Case of the Day: Daguerre v. Rabizadeh


The case of the day is Daguerre S.A.R.L. v. Rabizadeh (N.Y. App. Div. 2013). Daguerre is a French auction house. It alleged that the defendant, Albert Rabizadeh, was the winning bidder at a 2007 auction in Paris for four antique Russian drinking cups. Daguerre sued for the purchase price in the Superior Court of Paris in 2009. A process server served the summons on Rabizadeh by leaving it with a suitable person at his place of business in New York. Rabizadeh did not appear in the action, and the French court entered judgment against him. Daguerre then sought recognition and enforcement in New York. The judge granted Daguerre’s motion for summary judgment, and Rabizadeh appealed.

The appellate court reversed on technical grounds. Service by delivery of the documents to the defendant’s usual place of business is a permissible method of service under New York law, but only if the documents are also mailed to the defendant’s last known address or his actual place of business. The return of service did not aver that the documents had been mailed and thus the service was insufficient. It’s unclear whether, on remand, Daguerre will be able to show that the process was mailed to Rabizadeh; if not, much time and money will have been wasted.

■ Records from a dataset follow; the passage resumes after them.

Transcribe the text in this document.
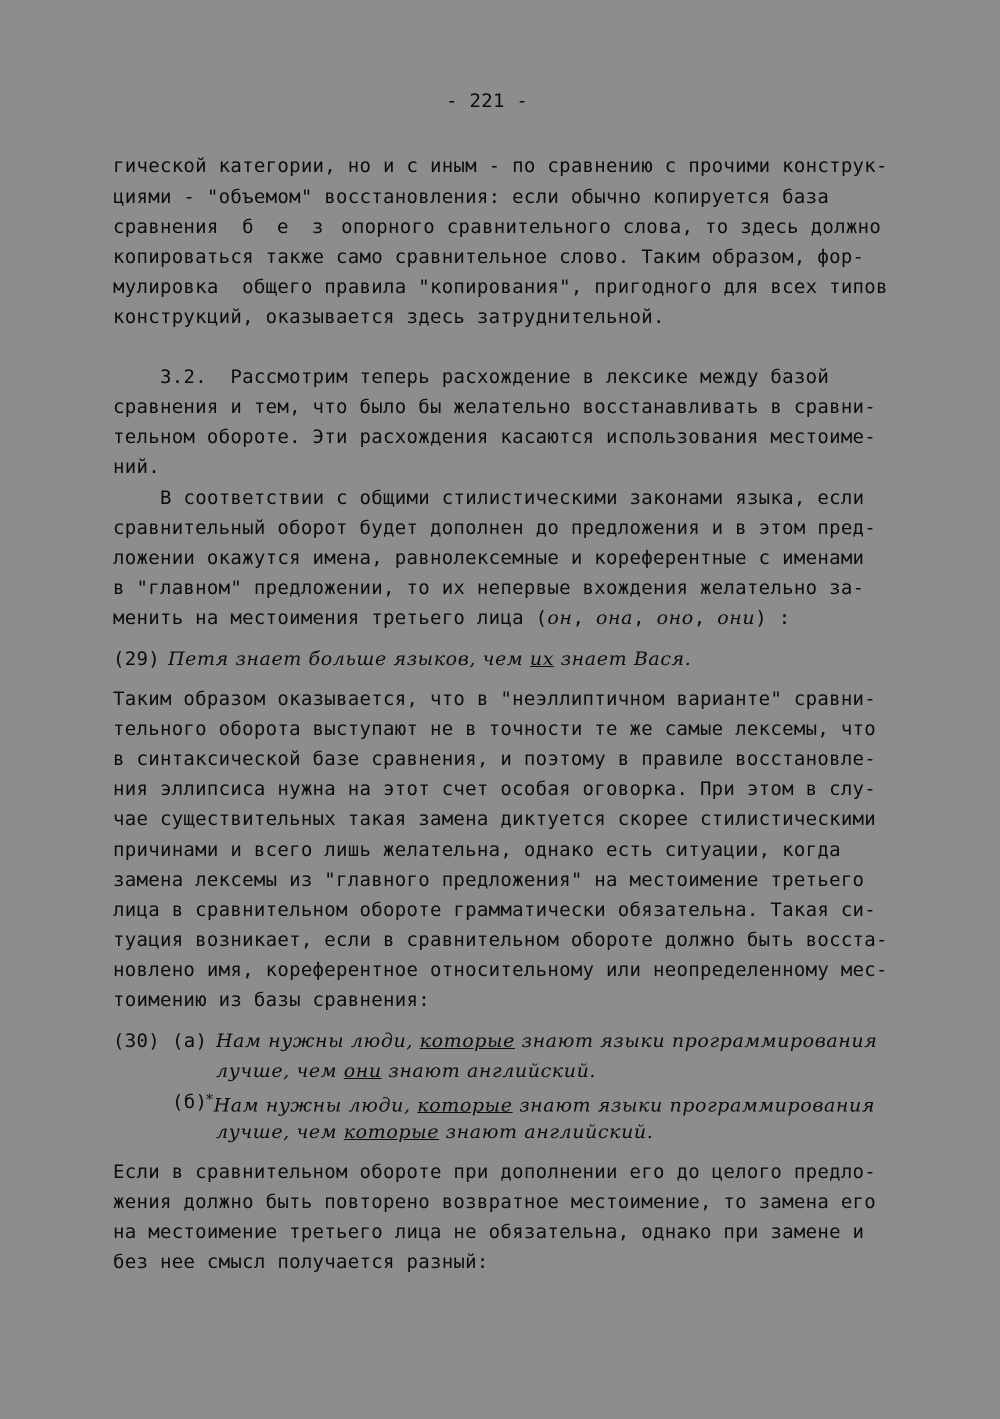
- 221 -
гической категории, но и с иным - по сравнению с прочими конструк-
циями - "объемом" восстановления: если обычно копируется база
сравнения б е з опорного сравнительного слова, то здесь должно
копироваться также само сравнительное слово. Таким образом, фор-
мулировка  общего правила "копирования", пригодного для всех типов
конструкций, оказывается здесь затруднительной.
3.2.  Рассмотрим теперь расхождение в лексике между базой
сравнения и тем, что было бы желательно восстанавливать в сравни-
тельном обороте. Эти расхождения касаются использования местоиме-
ний.
В соответствии с общими стилистическими законами языка, если
сравнительный оборот будет дополнен до предложения и в этом пред-
ложении окажутся имена, равнолексемные и кореферентные с именами
в "главном" предложении, то их непервые вхождения желательно за-
менить на местоимения третьего лица (он, она, оно, они) :
(29) Петя знает больше языков, чем их знает Вася.
Таким образом оказывается, что в "неэллиптичном варианте" сравни-
тельного оборота выступают не в точности те же самые лексемы, что
в синтаксической базе сравнения, и поэтому в правиле восстановле-
ния эллипсиса нужна на этот счет особая оговорка. При этом в слу-
чае существительных такая замена диктуется скорее стилистическими
причинами и всего лишь желательна, однако есть ситуации, когда
замена лексемы из "главного предложения" на местоимение третьего
лица в сравнительном обороте грамматически обязательна. Такая си-
туация возникает, если в сравнительном обороте должно быть восста-
новлено имя, кореферентное относительному или неопределенному мес-
тоимению из базы сравнения:
(30) (а) Нам нужны люди, которые знают языки программирования
лучше, чем они знают английский.
(б)
*Нам нужны люди, которые знают языки программирования
лучше, чем которые знают английский.
Если в сравнительном обороте при дополнении его до целого предло-
жения должно быть повторено возвратное местоимение, то замена его
на местоимение третьего лица не обязательна, однако при замене и
без нее смысл получается разный:
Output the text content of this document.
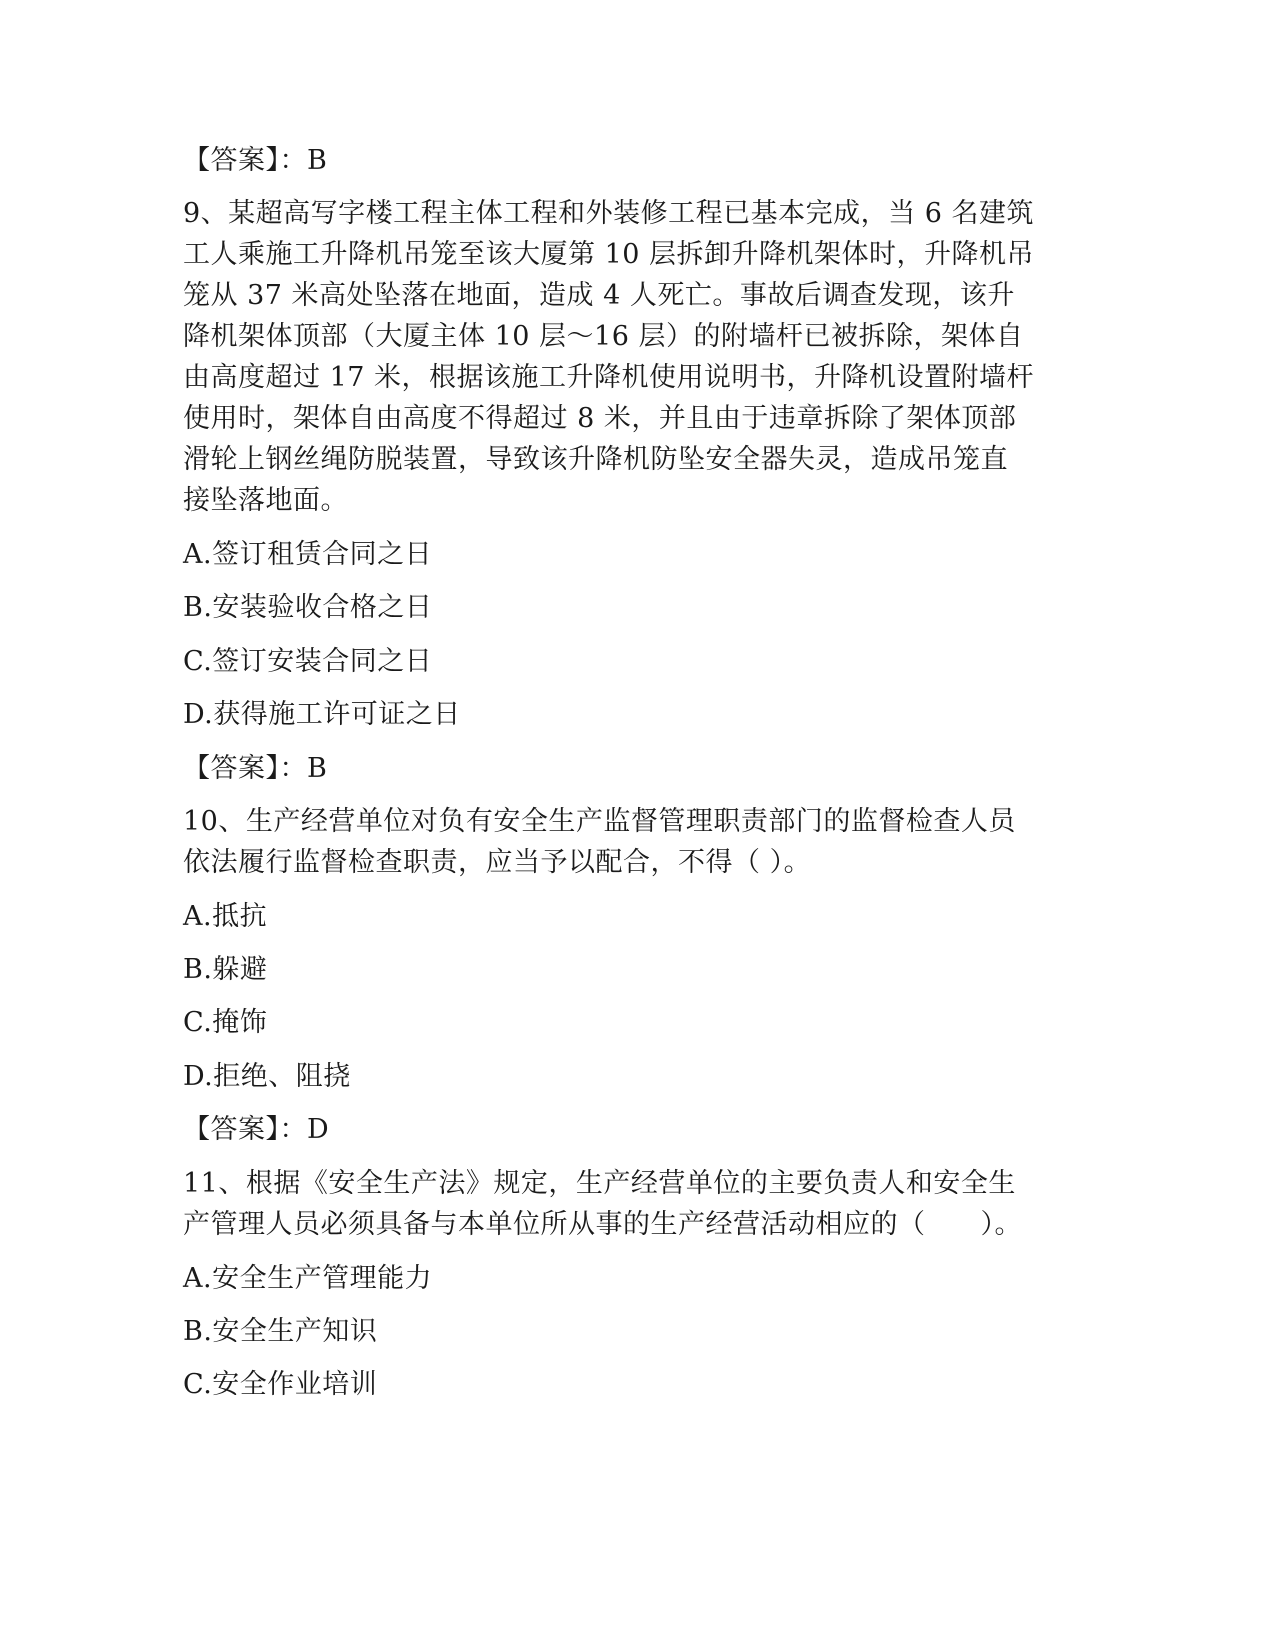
【答案】：B
9、某超高写字楼工程主体工程和外装修工程已基本完成，当 6 名建筑
工人乘施工升降机吊笼至该大厦第 10 层拆卸升降机架体时，升降机吊
笼从 37 米高处坠落在地面，造成 4 人死亡。事故后调查发现，该升
降机架体顶部（大厦主体 10 层～16 层）的附墙杆已被拆除，架体自
由高度超过 17 米，根据该施工升降机使用说明书，升降机设置附墙杆
使用时，架体自由高度不得超过 8 米，并且由于违章拆除了架体顶部
滑轮上钢丝绳防脱装置，导致该升降机防坠安全器失灵，造成吊笼直
接坠落地面。
A.签订租赁合同之日
B.安装验收合格之日
C.签订安装合同之日
D.获得施工许可证之日
【答案】：B
10、生产经营单位对负有安全生产监督管理职责部门的监督检查人员
依法履行监督检查职责，应当予以配合，不得（ ）。
A.抵抗
B.躲避
C.掩饰
D.拒绝、阻挠
【答案】：D
11、根据《安全生产法》规定，生产经营单位的主要负责人和安全生
产管理人员必须具备与本单位所从事的生产经营活动相应的（　　）。
A.安全生产管理能力
B.安全生产知识
C.安全作业培训
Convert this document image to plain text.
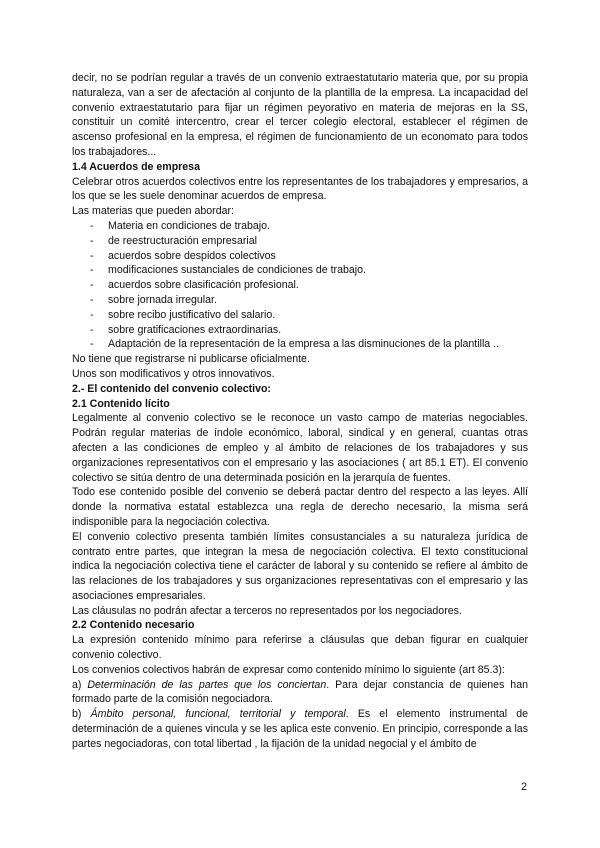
decir, no se podrían regular a través de un convenio extraestatutario materia que, por su propia naturaleza, van a ser de afectación al conjunto de la plantilla de la empresa. La incapacidad del convenio extraestatutario para fijar un régimen peyorativo en materia de mejoras en la SS, constituir un comité intercentro, crear el tercer colegio electoral, establecer el régimen de ascenso profesional en la empresa, el régimen de funcionamiento de un economato para todos los trabajadores...

1.4 Acuerdos de empresa

Celebrar otros acuerdos colectivos entre los representantes de los trabajadores y empresarios, a los que se les suele denominar acuerdos de empresa.

Las materias que pueden abordar:

- Materia en condiciones de trabajo.
- de reestructuración empresarial
- acuerdos sobre despidos colectivos
- modificaciones sustanciales de condiciones de trabajo.
- acuerdos sobre clasificación profesional.
- sobre jornada irregular.
- sobre recibo justificativo del salario.
- sobre gratificaciones extraordinarias.
- Adaptación de la representación de la empresa a las disminuciones de la plantilla ..

No tiene que registrarse ni publicarse oficialmente.

Unos son modificativos y otros innovativos.

2.- El contenido del convenio colectivo:

2.1 Contenido lícito

Legalmente al convenio colectivo se le reconoce un vasto campo de materias negociables. Podrán regular materias de índole económico, laboral, sindical y en general, cuantas otras afecten a las condiciones de empleo y al ámbito de relaciones de los trabajadores y sus organizaciones representativos con el empresario y las asociaciones ( art 85.1 ET). El convenio colectivo se sitúa dentro de una determinada posición en la jerarquía de fuentes.

Todo ese contenido posible del convenio se deberá pactar dentro del respecto a las leyes. Allí donde la normativa estatal establezca una regla de derecho necesario, la misma será indisponible para la negociación colectiva.

El convenio colectivo presenta también límites consustanciales a su naturaleza jurídica de contrato entre partes, que integran la mesa de negociación colectiva. El texto constitucional indica la negociación colectiva tiene el carácter de laboral y su contenido se refiere al ámbito de las relaciones de los trabajadores y sus organizaciones representativas con el empresario y las asociaciones empresariales.

Las cláusulas no podrán afectar a terceros no representados por los negociadores.

2.2 Contenido necesario

La expresión contenido mínimo para referirse a cláusulas que deban figurar en cualquier convenio colectivo.

Los convenios colectivos habrán de expresar como contenido mínimo lo siguiente (art 85.3):

a) Determinación de las partes que los conciertan. Para dejar constancia de quienes han formado parte de la comisión negociadora.

b) Ámbito personal, funcional, territorial y temporal. Es el elemento instrumental de determinación de a quienes vincula y se les aplica este convenio. En principio, corresponde a las partes negociadoras, con total libertad , la fijación de la unidad negocial y el ámbito de

2
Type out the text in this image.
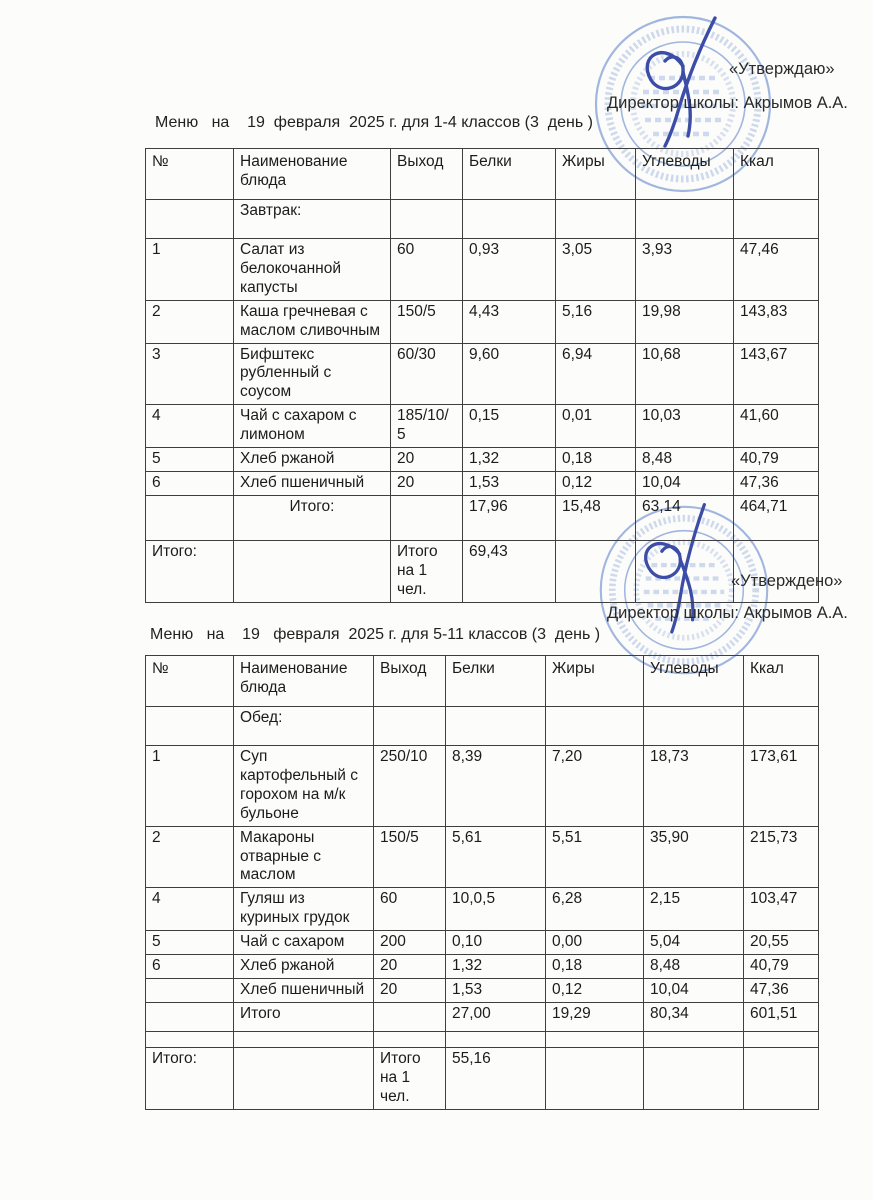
«Утверждаю»
Директор школы: Акрымов А.А.
Меню   на    19  февраля  2025 г. для 1-4 классов (3  день )
№	Наименование блюда	Выход	Белки	Жиры	Углеводы	Ккал
	Завтрак:					
1	Салат из белокочанной капусты	60	0,93	3,05	3,93	47,46
2	Каша гречневая с маслом сливочным	150/5	4,43	5,16	19,98	143,83
3	Бифштекс рубленный с соусом	60/30	9,60	6,94	10,68	143,67
4	Чай с сахаром с лимоном	185/10/5	0,15	0,01	10,03	41,60
5	Хлеб ржаной	20	1,32	0,18	8,48	40,79
6	Хлеб пшеничный	20	1,53	0,12	10,04	47,36
	Итого:		17,96	15,48	63,14	464,71
Итого:		Итого на 1 чел.	69,43			
«Утверждено»
Директор школы: Акрымов А.А.
Меню   на    19   февраля  2025 г. для 5-11 классов (3  день )
№	Наименование блюда	Выход	Белки	Жиры	Углеводы	Ккал
	Обед:					
1	Суп картофельный с горохом на м/к бульоне	250/10	8,39	7,20	18,73	173,61
2	Макароны отварные с маслом	150/5	5,61	5,51	35,90	215,73
4	Гуляш из куриных грудок	60	10,0,5	6,28	2,15	103,47
5	Чай с сахаром	200	0,10	0,00	5,04	20,55
6	Хлеб ржаной	20	1,32	0,18	8,48	40,79
	Хлеб пшеничный	20	1,53	0,12	10,04	47,36
	Итого		27,00	19,29	80,34	601,51

Итого:		Итого на 1 чел.	55,16			
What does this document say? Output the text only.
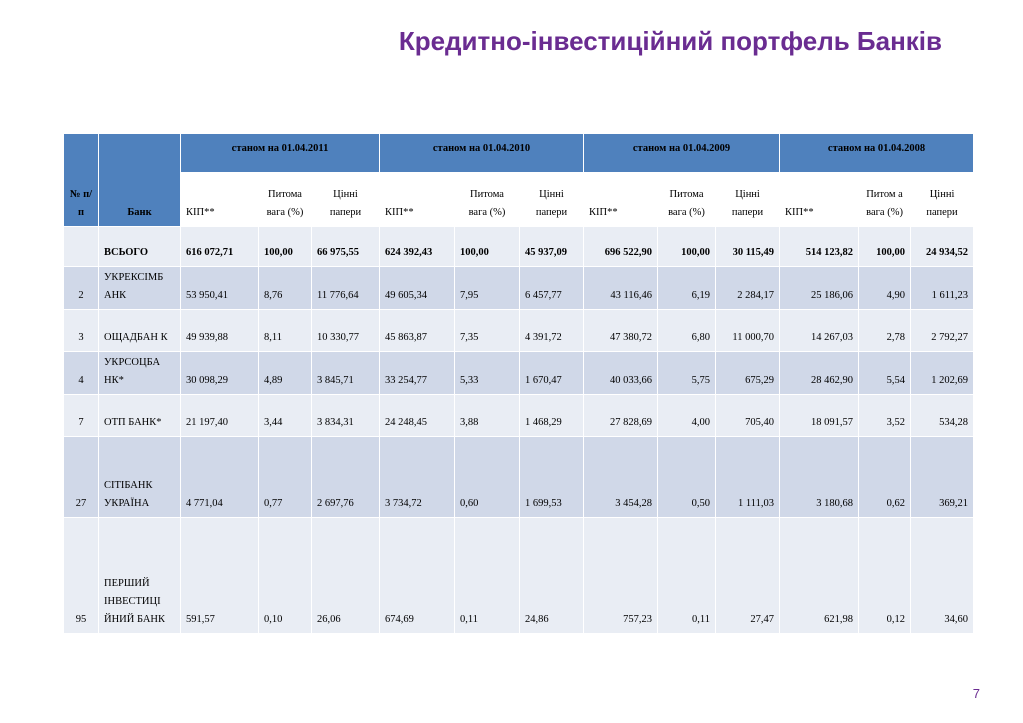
Кредитно-інвестиційний портфель Банків
№ п/п	Банк	станом на 01.04.2011			станом на 01.04.2010			станом на 01.04.2009			станом на 01.04.2008		
		КІП**	Питома вага (%)	Цінні папери	КІП**	Питома вага (%)	Цінні папери	КІП**	Питома вага (%)	Цінні папери	КІП**	Питом а вага (%)	Цінні папери
	ВСЬОГО	616 072,71	100,00	66 975,55	624 392,43	100,00	45 937,09	696 522,90	100,00	30 115,49	514 123,82	100,00	24 934,52
2	УКРЕКСІМБ АНК	53 950,41	8,76	11 776,64	49 605,34	7,95	6 457,77	43 116,46	6,19	2 284,17	25 186,06	4,90	1 611,23
3	ОЩАДБАН К	49 939,88	8,11	10 330,77	45 863,87	7,35	4 391,72	47 380,72	6,80	11 000,70	14 267,03	2,78	2 792,27
4	УКРСОЦБА НК*	30 098,29	4,89	3 845,71	33 254,77	5,33	1 670,47	40 033,66	5,75	675,29	28 462,90	5,54	1 202,69
7	ОТП БАНК*	21 197,40	3,44	3 834,31	24 248,45	3,88	1 468,29	27 828,69	4,00	705,40	18 091,57	3,52	534,28
27	СІТІБАНК УКРАЇНА	4 771,04	0,77	2 697,76	3 734,72	0,60	1 699,53	3 454,28	0,50	1 111,03	3 180,68	0,62	369,21
95	ПЕРШИЙ ІНВЕСТИЦІ ЙНИЙ БАНК	591,57	0,10	26,06	674,69	0,11	24,86	757,23	0,11	27,47	621,98	0,12	34,60
7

The case is rightly decided. But the case arises in an interesting posture. I’ve previously observed that courts treat an Article 6 certification by a central authority under the Hague Service Convention as prima facie evidence, or even something more than that, that service was properly effected. Suppose Daguerre had sought to effect service via the US central authority, and the central authority’s contractor had done what the process server did here. Would it be appropriate for the US court to give more deference to the Article 6 certificate than it would give to an ordinary return of service in a purely domestic case? On the one hand, the US court is in a position to decide whether the service complied with US law, and on ordinary principles, a judgment without valid service of process is void, at least if the defendant did not appear in the action. On the other hand, the whole point of the Convention’s central authority mechanism is to provide some assurance to the plaintiff in the foreign action that service will be effected properly, and perhaps the United States has some international obligation to recognize a foreign judgment where service was made in the US under the Convention if the only objection to recognition is based on faulty service of process. Should the United States certify that the service was made and then pull the rug out from under the feet of the foreign judgment creditor after the judgment creditor, in reliance on the Article 6 certificate, has taken the case to judgment?

I’m of two minds about this. On the one hand, the problem will really only arise in a default judgment case, so the foreign judgment creditor will not have had to bear the costs of litigating the case on the merits. On the other hand, subject to due process considerations (i.e., as long as the US defendant had actual notice and an opportunity to defend), I see room to make a case that the Convention itself should require the US to recognize a judgment in such circumstances.